• 1 tablespoon olive oil
  • 15 g (½ oz) butter
  • 4 boneless, skinless chicken breasts, about 650 g (1 lb 6 oz) in total
  • 200 g (7 oz) shallots, halved
  • 1 tablespoon plain flour
  • 300 ml (½ pint) chicken stock
  • 4 tablespoons dry vermouth
  • 2 sprigs of tarragon, plus extra to serve
  • 3 tablespoons double cream
  • 2 tablespoons chopped chives
  • salt and pepper
  • coarsely mashed potatoes mixed with peas, to serve

Preheat the slow cooker if necessary; see the manufacturer's instructions. Heat the oil and butter in a frying pan, add the chicken and fry over a high heat until golden on both sides but not cooked through. Drain and put into the slow cooker pot in a single layer.

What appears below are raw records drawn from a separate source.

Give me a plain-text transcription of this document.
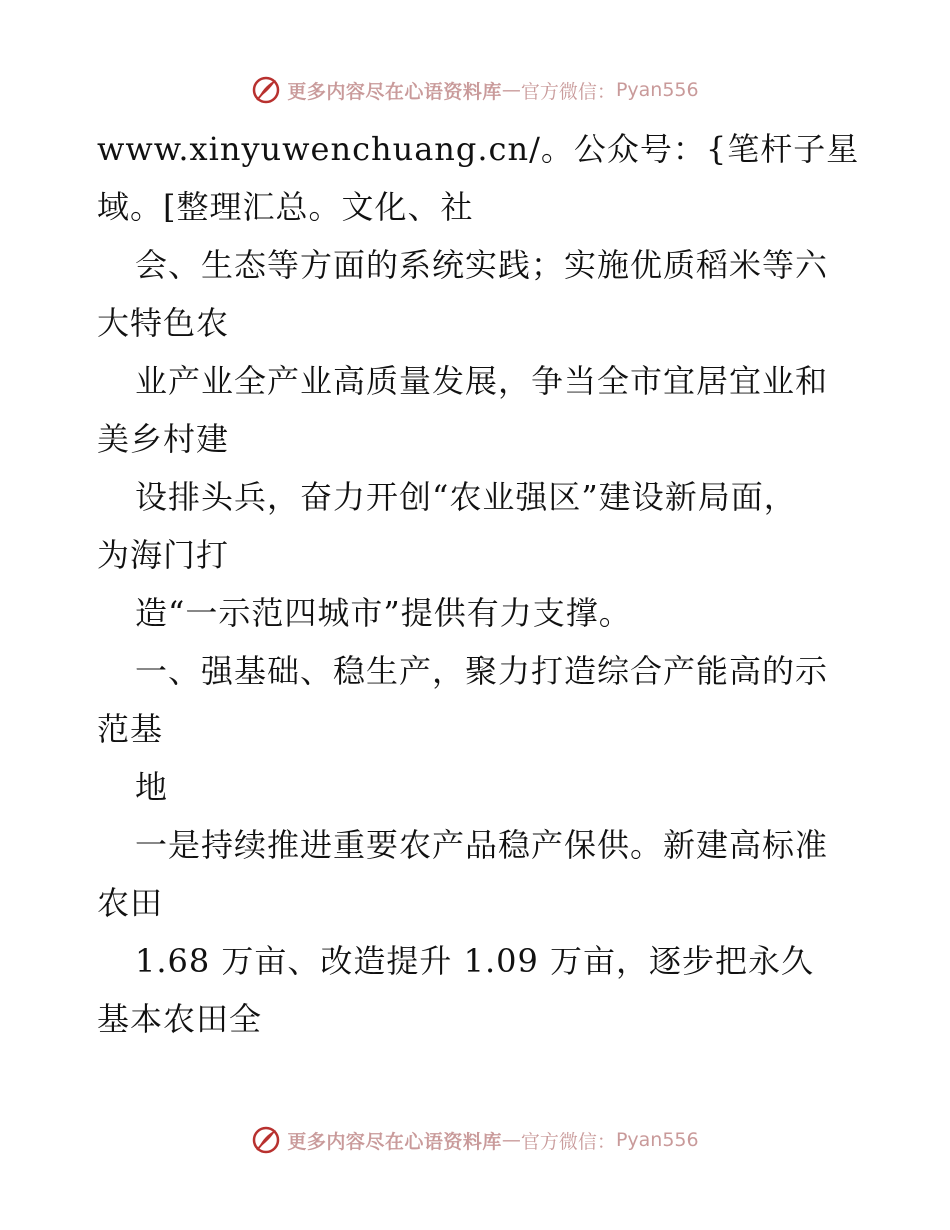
更多内容尽在心语资料库 — 官方微信： Pyan556
www.xinyuwenchuang.cn/。公众号：{笔杆子星
域。[整理汇总。文化、社
会、生态等方面的系统实践；实施优质稻米等六
大特色农
业产业全产业高质量发展，争当全市宜居宜业和
美乡村建
设排头兵，奋力开创“农业强区”建设新局面，
为海门打
造“一示范四城市”提供有力支撑。
一、强基础、稳生产，聚力打造综合产能高的示
范基
地
一是持续推进重要农产品稳产保供。新建高标准
农田
1.68 万亩、改造提升 1.09 万亩，逐步把永久
基本农田全
更多内容尽在心语资料库 — 官方微信： Pyan556
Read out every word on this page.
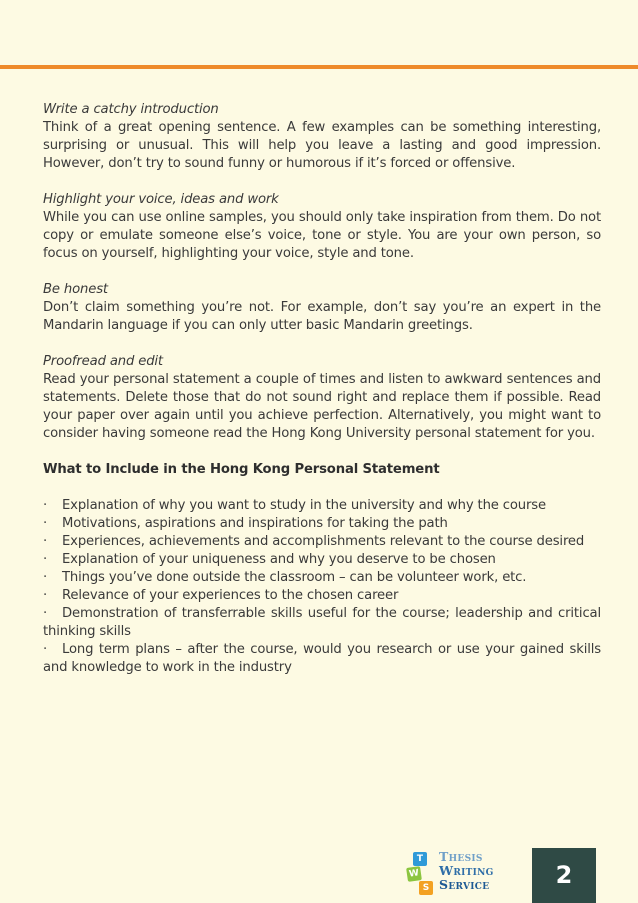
Write a catchy introduction

Think of a great opening sentence. A few examples can be something interesting, surprising or unusual. This will help you leave a lasting and good impression. However, don’t try to sound funny or humorous if it’s forced or offensive.

Highlight your voice, ideas and work

While you can use online samples, you should only take inspiration from them. Do not copy or emulate someone else’s voice, tone or style. You are your own person, so focus on yourself, highlighting your voice, style and tone.

Be honest

Don’t claim something you’re not. For example, don’t say you’re an expert in the Mandarin language if you can only utter basic Mandarin greetings.

Proofread and edit

Read your personal statement a couple of times and listen to awkward sentences and statements. Delete those that do not sound right and replace them if possible. Read your paper over again until you achieve perfection. Alternatively, you might want to consider having someone read the Hong Kong University personal statement for you.

What to Include in the Hong Kong Personal Statement

· Explanation of why you want to study in the university and why the course
· Motivations, aspirations and inspirations for taking the path
· Experiences, achievements and accomplishments relevant to the course desired
· Explanation of your uniqueness and why you deserve to be chosen
· Things you’ve done outside the classroom – can be volunteer work, etc.
· Relevance of your experiences to the chosen career
· Demonstration of transferrable skills useful for the course; leadership and critical thinking skills
· Long term plans – after the course, would you research or use your gained skills and knowledge to work in the industry
T
W
S
Thesis
Writing
Service	2
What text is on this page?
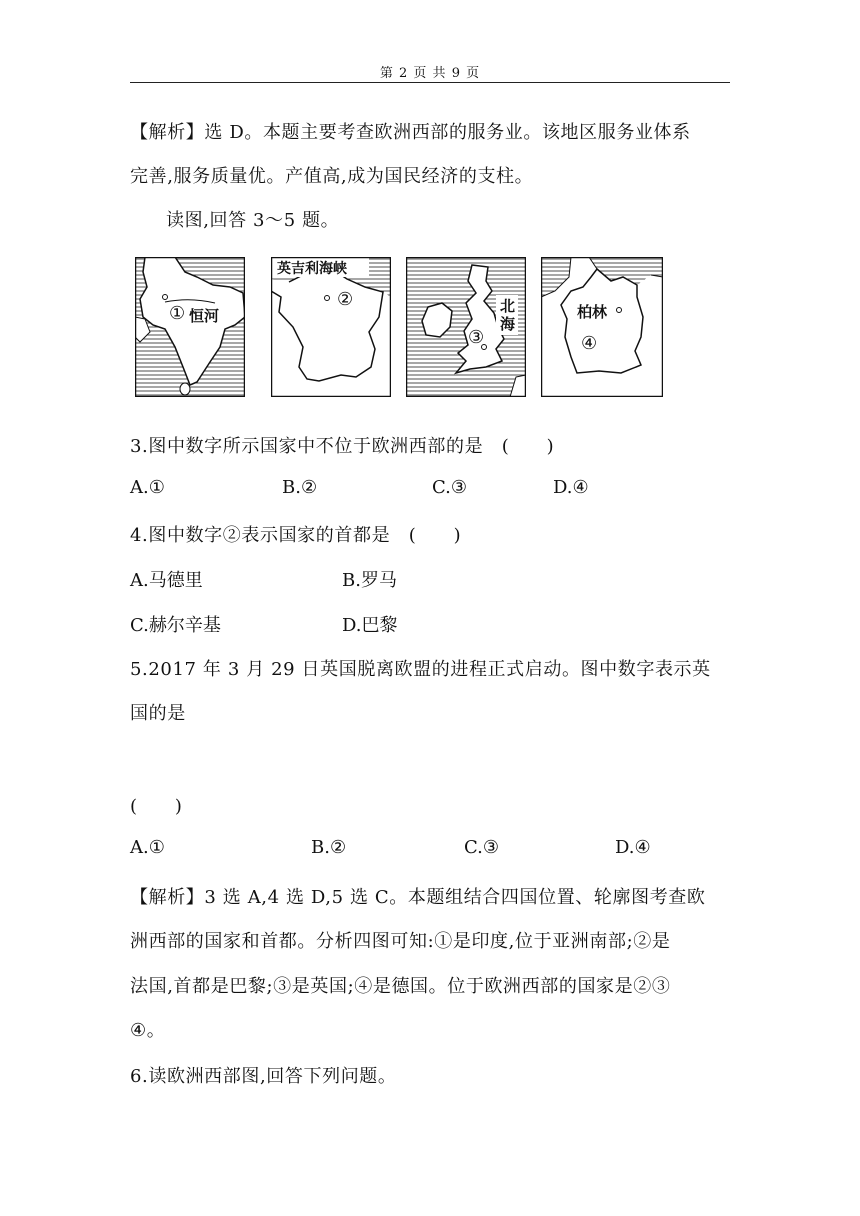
第 2 页 共 9 页
【解析】选 D。本题主要考查欧洲西部的服务业。该地区服务业体系
完善,服务质量优。产值高,成为国民经济的支柱。
读图,回答 3～5 题。
① 恒河
英吉利海峡
②	北
海
③
柏林
④
3.图中数字所示国家中不位于欧洲西部的是　(　　)
A.①	B.②	C.③	D.④
4.图中数字②表示国家的首都是　(　　)
A.马德里	B.罗马
C.赫尔辛基	D.巴黎
5.2017 年 3 月 29 日英国脱离欧盟的进程正式启动。图中数字表示英
国的是
(　　)
A.①	B.②	C.③	D.④
【解析】3 选 A,4 选 D,5 选 C。本题组结合四国位置、轮廓图考查欧
洲西部的国家和首都。分析四图可知:①是印度,位于亚洲南部;②是
法国,首都是巴黎;③是英国;④是德国。位于欧洲西部的国家是②③
④。
6.读欧洲西部图,回答下列问题。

Add the shallots to the frying pan and cook, stirring, for 4–5 minutes or until just beginning to turn golden. Stir in the flour, then gradually mix in the stock and vermouth. Add the sprigs of tarragon, a little salt and pepper and bring to the boil, stirring.

Pour the sauce over the chicken breasts, cover with the lid and cook on high for 3–4 hours or until the chicken is cooked through to the centre.

Stir the cream into the sauce and sprinkle the chicken with 1 tablespoon chopped tarragon and the chives. Serve with coarsely mashed potatoes mixed with peas.